"DECAPITATION ATTACK" BEGINS WAR ON IRAQ - KLTV.com - Tyler, Longview, Jacksonville |ETX News

Attack on Iraq

"DECAPITATION ATTACK" BEGINS WAR ON IRAQ

WASHINGTON (CNN) -- President Bush announced Wednesday night he has ordered the coalition attack on Iraq to begin.

"American and coalition forces are in the early stages of military operations to disarm Iraq, to free its people and to defend the world from grave danger," Bush said.

He said the first strikes were against "selected targets of military importance," including what Pentagon officials said was a "decapitation attack" early Thursday morning to take out Iraqi President Saddam Hussein.

Administration sources said the decision to strike came after a nearly four-hour meeting in the Oval Office in which CIA Director George Tenet and Pentagon officials told Bush that they could lose the "target of opportunity" if they didn't act quick; Bush then gave the green light.

Whether the mission succeeded is not known.
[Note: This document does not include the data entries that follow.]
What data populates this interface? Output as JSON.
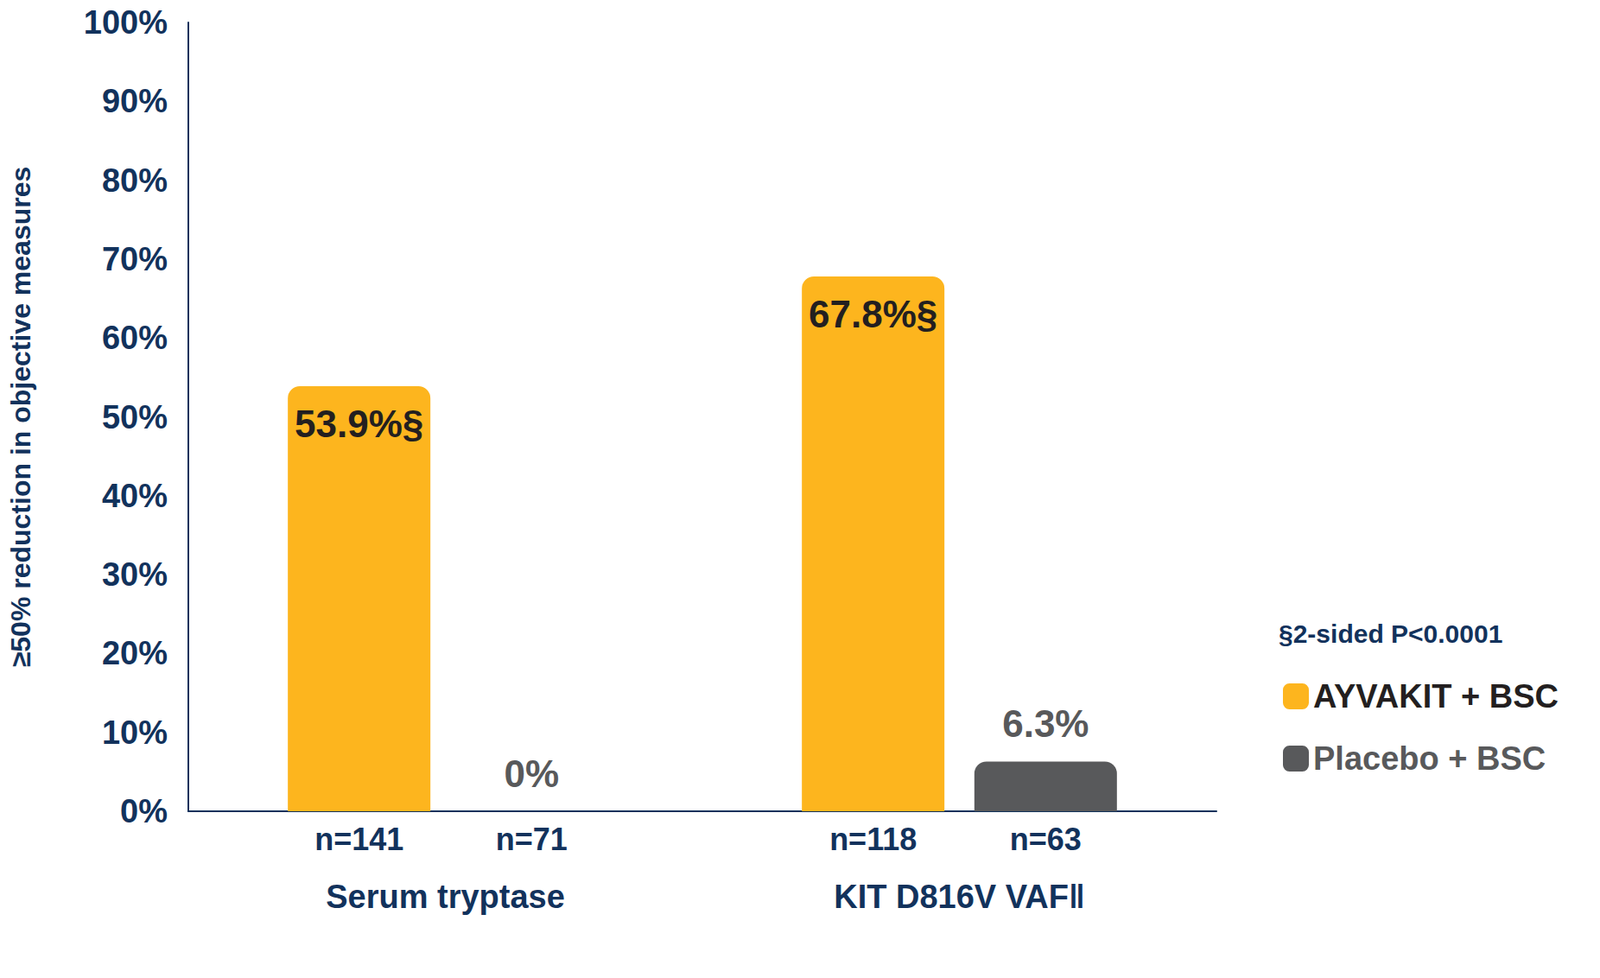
{
  "chart_data": {
    "type": "bar",
    "categories": [
      "Serum tryptase",
      "KIT D816V VAF‖"
    ],
    "y_label": "≥50% reduction in objective measures",
    "series": [
      {
        "name": "AYVAKIT + BSC",
        "color": "#FDB51E",
        "values": [
          53.9,
          67.8
        ],
        "value_labels": [
          "53.9%§",
          "67.8%§"
        ],
        "n_labels": [
          "n=141",
          "n=118"
        ]
      },
      {
        "name": "Placebo + BSC",
        "color": "#58595B",
        "values": [
          0,
          6.3
        ],
        "value_labels": [
          "0%",
          "6.3%"
        ],
        "n_labels": [
          "n=71",
          "n=63"
        ]
      }
    ],
    "ylim": [
      0,
      100
    ],
    "yticks": [
      {
        "value": 0,
        "label": "0%"
      },
      {
        "value": 10,
        "label": "10%"
      },
      {
        "value": 20,
        "label": "20%"
      },
      {
        "value": 30,
        "label": "30%"
      },
      {
        "value": 40,
        "label": "40%"
      },
      {
        "value": 50,
        "label": "50%"
      },
      {
        "value": 60,
        "label": "60%"
      },
      {
        "value": 70,
        "label": "70%"
      },
      {
        "value": 80,
        "label": "80%"
      },
      {
        "value": 90,
        "label": "90%"
      },
      {
        "value": 100,
        "label": "100%"
      }
    ],
    "grid": false,
    "data_labels": true,
    "legend": "right",
    "annotations": [
      "§2-sided P<0.0001"
    ]
  }
}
Pentagon officials said it is very difficult to successfully target a single person on the ground in such a bombing.

Two dozen cruise missiles were fired from U.S. warships in the Red Sea and Persian Gulf, military officials said. F117 stealth fighters, which carry two missiles apiece, also were involved in the attack.

Air raid sirens were heard in Baghdad at about 5:30 a.m. Thursday (9:30 p.m. Wednesday ET) about 90 minutes after the U.S. deadline for Saddam to step down or face a U.S.-led military attack.

In his four-minute announcement from the Oval Office, Bush said the military campaign, supported by 35 nations, would make efforts to spare Iraqi civilians. But he made it clear the U.S. military planned to use its full might in the war.

"This will not be a campaign of half measures, and we will accept no outcome except victory," he said.

The president's address came at 10:15 p.m., about two hours and 15 minutes after the expiration of the deadline.

The United States and Britain have massed nearly 300,000 troops in the Persian Gulf region.

Earlier, Adm. Timothy Keating, commander of the U.S. 5th Fleet, said allied forces were prepared to carry out an "unprecedented" campaign: "If we go, the plans we have are unlike anything anyone has ever seen before."